Objective: To describe the phenotypic spectrum of dysferlin (DYSF) gene mutations (which cause dysferlinopathies, autosomal recessive muscular dystrophies) in patients with a dysferlin protein deficiency.
Design: Clinical, biological, and pathological data from 40 patients were reviewed. The diagnosis of dysferlinopathy was based on the absence or strong reduction of dysferlin in muscle, and confirmed by mutational screening of the DYSF gene.
Setting: Two French neuromuscular diseases centers (in Paris and Marseilles).

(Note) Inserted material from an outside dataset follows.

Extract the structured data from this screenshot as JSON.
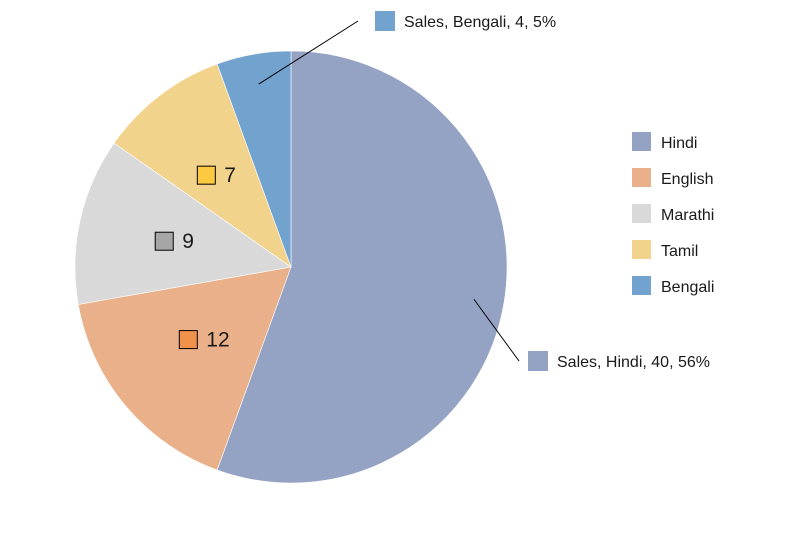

Results: Two main dysferlinopathy phenotypes are well recognized: Miyoshi myopathy and limb-girdle muscular dystrophy type 2B. Typical Miyoshi myopathy and limb-girdle muscular dystrophy type 2B were found in 20 (50%) patients only. Unusual phenotypes included a mixed phenotype, referred to as "proximodistal," combining distal and proximal onset in 14 (35%) patients, pseudometabolic myopathy in 4 (10%), and asymptomatic hyperCKemia (an increased serum creatine kinase level) in 2 (5%). The disease may worsen rapidly, and 10 (25%) patients were initially misdiagnosed as having polymyositis. We suggest a relationship between proximodistal phenotype, inflammation, and severity.
Conclusion: In addition to typical Miyoshi myopathy and limb-girdle muscular dystrophy type 2B, dysferlinopathies are a clinically heterogeneous group of disorders ranging from asymptomatism to severe functional disability.